A 2013 study concluded that, when it comes to meniscus tears, physical therapy programs may be as useful as surgical procedures. The report appeared in the New England Journal of Medicine, and was authored by a team of surgeons from Brigham and Women’s Hospital and six other health care providers.

For their research, the surgeons enlisted a total 351 adult men and women. Each of these participants had not only suffered meniscus tears, but were also struggling with the effects of osteoarthritis. In addition, all of the subjects were at least 45 years old.

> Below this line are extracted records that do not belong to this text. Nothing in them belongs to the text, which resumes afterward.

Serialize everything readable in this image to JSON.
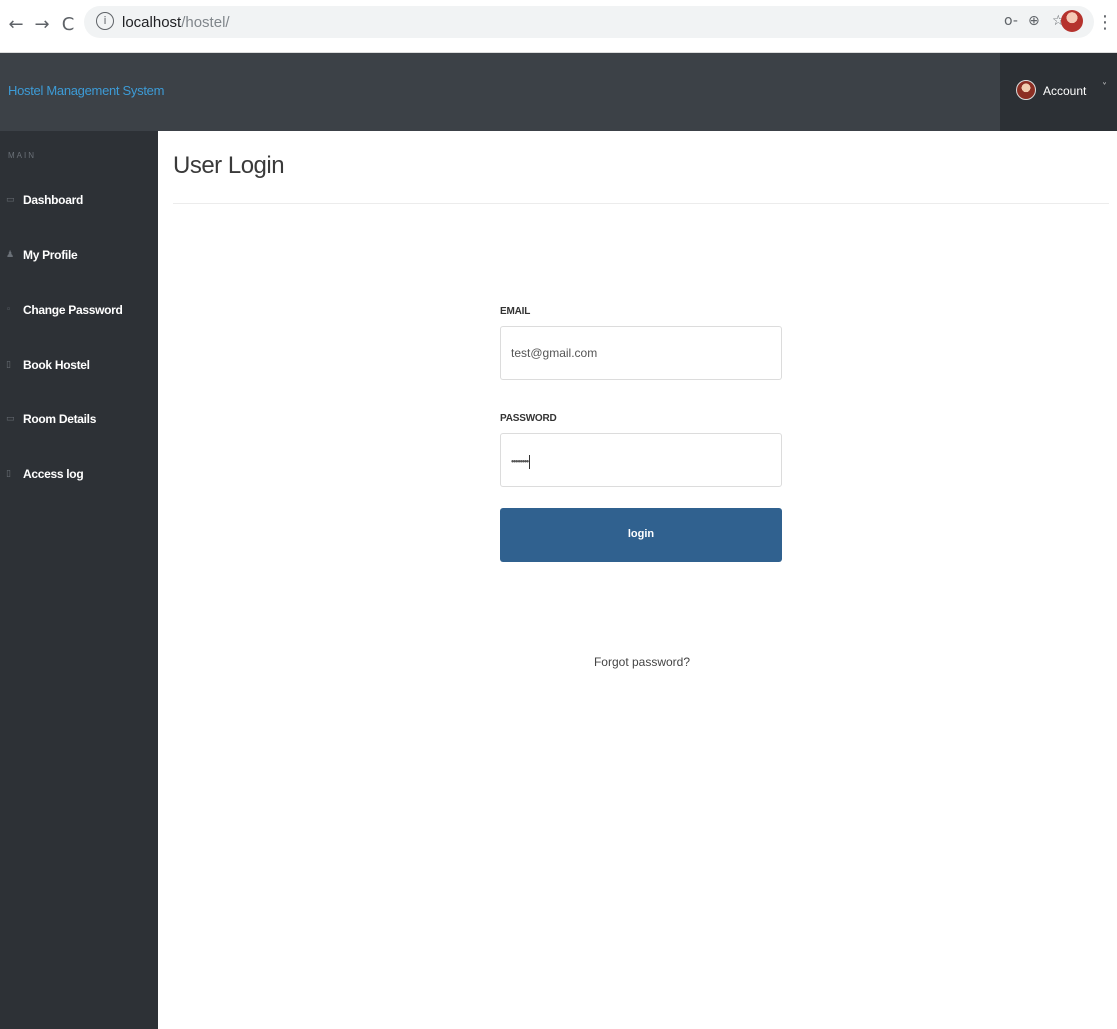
{
  "browser": {
    "url_host": "localhost",
    "url_path": "/hostel/",
    "back_glyph": "←",
    "forward_glyph": "→",
    "reload_glyph": "C",
    "info_glyph": "i",
    "key_glyph": "o-",
    "zoom_glyph": "⊕",
    "star_glyph": "☆",
    "menu_glyph": "⋮"
  },
  "header": {
    "brand": "Hostel Management System",
    "account_label": "Account",
    "account_caret": "˅"
  },
  "sidebar": {
    "section": "MAIN",
    "items": [
      {
        "label": "Dashboard",
        "icon": "monitor-icon",
        "glyph": "▭"
      },
      {
        "label": "My Profile",
        "icon": "user-icon",
        "glyph": "♟"
      },
      {
        "label": "Change Password",
        "icon": "lock-icon",
        "glyph": "◦"
      },
      {
        "label": "Book Hostel",
        "icon": "file-icon",
        "glyph": "▯"
      },
      {
        "label": "Room Details",
        "icon": "desktop-icon",
        "glyph": "▭"
      },
      {
        "label": "Access log",
        "icon": "log-icon",
        "glyph": "▯"
      }
    ]
  },
  "main": {
    "title": "User Login",
    "email_label": "EMAIL",
    "email_value": "test@gmail.com",
    "password_label": "PASSWORD",
    "password_value": "••••••••",
    "login_label": "login",
    "forgot_label": "Forgot password?"
  },
  "colors": {
    "header_bg": "#3c4147",
    "sidebar_bg": "#2d3136",
    "brand": "#3d9bd6",
    "button": "#30618f"
  }
}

At the onset of the study, the volunteers were split into two groups of nearly equal size. One group had their knees treated first with surgery, followed by physical therapy. The remaining subjects were required to mend their injuries using physical therapy only. It is worth noting that people in the latter group could chose to have meniscus surgery if therapy proved insufficient.

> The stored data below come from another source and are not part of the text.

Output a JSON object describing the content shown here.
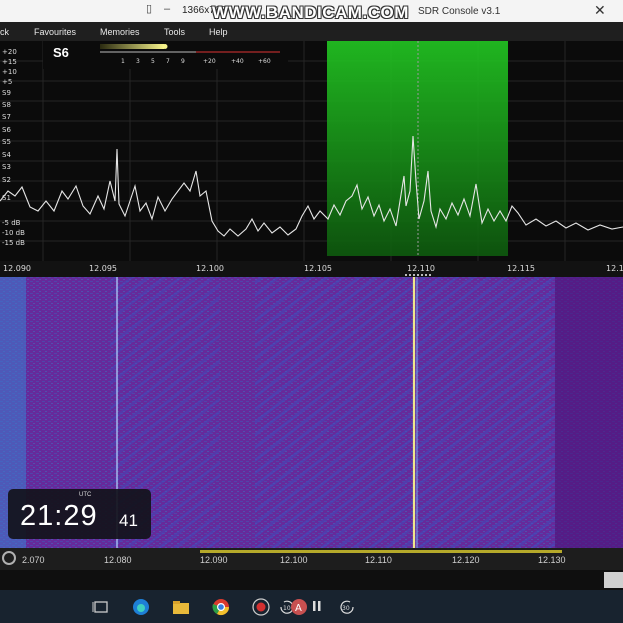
{
  "window": {
    "resolution": "1366x768",
    "watermark": "WWW.BANDICAM.COM",
    "title": "SDR Console v3.1"
  },
  "menu": {
    "items": [
      "ck",
      "Favourites",
      "Memories",
      "Tools",
      "Help"
    ]
  },
  "smeter": {
    "reading": "S6",
    "scale": [
      "1",
      "3",
      "5",
      "7",
      "9",
      "+20",
      "+40",
      "+60"
    ]
  },
  "spectrum": {
    "y_labels": [
      "+20",
      "+15",
      "+10",
      "+5",
      "S9",
      "S8",
      "S7",
      "S6",
      "S5",
      "S4",
      "S3",
      "S2",
      "S1",
      "-5 dB",
      "-10 dB",
      "-15 dB"
    ],
    "freq_labels": [
      "12.090",
      "12.095",
      "12.100",
      "12.105",
      "12.110",
      "12.115",
      "12.1"
    ],
    "filter_color": "#1fae1f"
  },
  "waterfall": {
    "background": "#5a1a8c",
    "scale_labels": [
      "2.070",
      "12.080",
      "12.090",
      "12.100",
      "12.110",
      "12.120",
      "12.130"
    ],
    "clock": {
      "zone": "UTC",
      "hm": "21:29",
      "sec": "41"
    }
  },
  "taskbar": {
    "icons": [
      "task-view-icon",
      "edge-icon",
      "file-explorer-icon",
      "chrome-icon",
      "record-icon",
      "bandicam-icon",
      "back-10-icon",
      "pause-icon",
      "forward-30-icon"
    ],
    "back_label": "10",
    "fwd_label": "30"
  }
}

The surgery used for those participating in this study is known as arthroscopic partial meniscectomy. During this procedure, a surgeon will remove sections of the meniscus that are no longer stable. WIth this step out of the way, the surgeon can then smooth out any frayed ends in the remaining cartilage.

Two Checkups

Six months into the study, the authors recorded the progress (or lack thereof) of their subjects, measuring both pain levels and overall functionality of the affected knee. This same information was once again documented at the study’s one year mark. The research team noted that, within the first six months of the trial, roughly 30 percent of those initially in the therapy-only group elected to go the surgical route.

Despite these defectors, the pain/functionality measurements revealed significant improvement in both groups. Between the two checkpoints, the knee health of those who continued to undergo physical therapy steadily improved. In fact, after a full 12 months, the pain levels and functionality scores of these subjects equaled that of the surgery recipients.

The report’s lead author, Dr. Jeffrey N. Katz, believes the study indicates that physical therapy can be a viable alternative to surgery. “We did this trial because surgeons really haven’t been sure what’s best for these patients,” stated Katz. ““Now we have a better picture, and can advise people with knee osteoarthritis and a torn meniscus that physical therapy and surgery are both good options.”